With boost from Block Party after chamber implosion, Capitol Hill Art Walk walks on

June’s Capitol Hill Art Walk was “Queer” — the scene at Vermillion

The implosion of the Capitol Hill Chamber of Commerce won’t mean the end of one of its most visible neighborhood promotions. Organizers of the monthly Capitol Hill Art Walk say they are ready to walk on with the event that melds local businesses and the neighborhood’s art scene with help from the Capitol Hill Block Party.

“It’s always a good time. Attendees will see people they know or meet new people. There’s no Seattle freeze on the art walk, as people are friendly and social at these things,” said Jeanine Anderson, who co-produces the art walk with Ghost Gallery owner Laurie Kearney.

Now the event’s official fiscal sponsor, the Block Party first became involved with the art walk in 2015, providing monthly support for the event. The combination of financial donations and management made the art walk’s quick transition between fiscal sponsors possible, preserving its ability to promote showcased art. Meanwhile, Block Party’s donations help pay organizers for their time, compensate artists who designed the walk’s posters, and provide funding for advertising and paper maps highlighting businesses showcasing art.

The transition to the art walk living under the Capitol Hill Block Party’s wing has also made it easier for more venues to get involved. The chamber previously required businesses to be members to participate in the art walk, which meant businesses displaying art had to pay a fee. Block Party’s monthly donations allowed CHCC to transition into the role of fiscal sponsorship, resulting in more interest from businesses regarding the walk since participation became free of charge.

“This enabled the art walk to grow and be more independent from the chamber, and everything was free for anybody to participate in. That was a big and excellent change for us,” Anderson said.

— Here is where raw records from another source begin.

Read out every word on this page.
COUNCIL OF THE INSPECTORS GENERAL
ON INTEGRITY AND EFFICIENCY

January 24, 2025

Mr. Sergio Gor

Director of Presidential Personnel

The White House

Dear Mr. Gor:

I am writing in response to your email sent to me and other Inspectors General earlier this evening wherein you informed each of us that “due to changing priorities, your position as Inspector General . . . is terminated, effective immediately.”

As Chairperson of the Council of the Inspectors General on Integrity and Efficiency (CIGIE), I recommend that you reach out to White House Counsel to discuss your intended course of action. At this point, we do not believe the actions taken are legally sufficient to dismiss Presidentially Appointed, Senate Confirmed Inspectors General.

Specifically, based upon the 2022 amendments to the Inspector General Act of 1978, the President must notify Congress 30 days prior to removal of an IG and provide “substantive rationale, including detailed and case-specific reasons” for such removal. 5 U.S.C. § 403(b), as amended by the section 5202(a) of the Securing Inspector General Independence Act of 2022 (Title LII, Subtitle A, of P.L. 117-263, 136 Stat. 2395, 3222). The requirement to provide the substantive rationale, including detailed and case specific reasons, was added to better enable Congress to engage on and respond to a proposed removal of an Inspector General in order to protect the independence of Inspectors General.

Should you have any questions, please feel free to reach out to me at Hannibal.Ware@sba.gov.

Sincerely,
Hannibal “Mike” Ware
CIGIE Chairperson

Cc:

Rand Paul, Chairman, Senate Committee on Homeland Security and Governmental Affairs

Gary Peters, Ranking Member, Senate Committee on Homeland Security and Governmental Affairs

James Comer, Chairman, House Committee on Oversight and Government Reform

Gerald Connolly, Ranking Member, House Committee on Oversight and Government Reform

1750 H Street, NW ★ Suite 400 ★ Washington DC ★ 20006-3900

In May, CHS reported on the abrupt shut down of the Capitol Hill Chamber of Commerce and its work to advocate for and promote neighborhood businesses as the membership and grant driven nonprofit said it had run out of money.

Set to begin July 19th, the 2019 edition of the Capitol Hill Block Party, meanwhile, brings renewed scrutiny on the annual three-day music festival’s impact on the surrounding neighborhood — both positive and negative. For the Art Walk, CHBP is an integral component of the important neighborhood arts showcase.

The Greater Seattle Business Association (GSBA), the organization positioned to absorb some of the chamber’s role in the business community on Capitol Hill, reached out to Anderson and Kearney about playing a potential role in putting on the art walk. Anderson and Kearney say they declined management help from GSBA, as Capitol Hill Block Party had transitioned into the role smoothly.

“GSBA had expressed some interest early, because they did not want to leave us adrift, but we had already lined things up,” Anderson said. “Although we will not be working with the GSBA, we totally support their mission emotionally.”

There are challenges ahead, however.

While the Capitol Hill Art Walk successfully navigated changes in its financial management, the organization recently lost touch with its major sponsor, Starbucks. Individuals on the Starbucks end of the sponsorship no longer work for the coffee giant, leaving the art walk without a third of its funding. Now, Capitol Hill Art Walk is fundraising for amenities such as paper maps of venues and increased advertising to make the event more accessible to the public.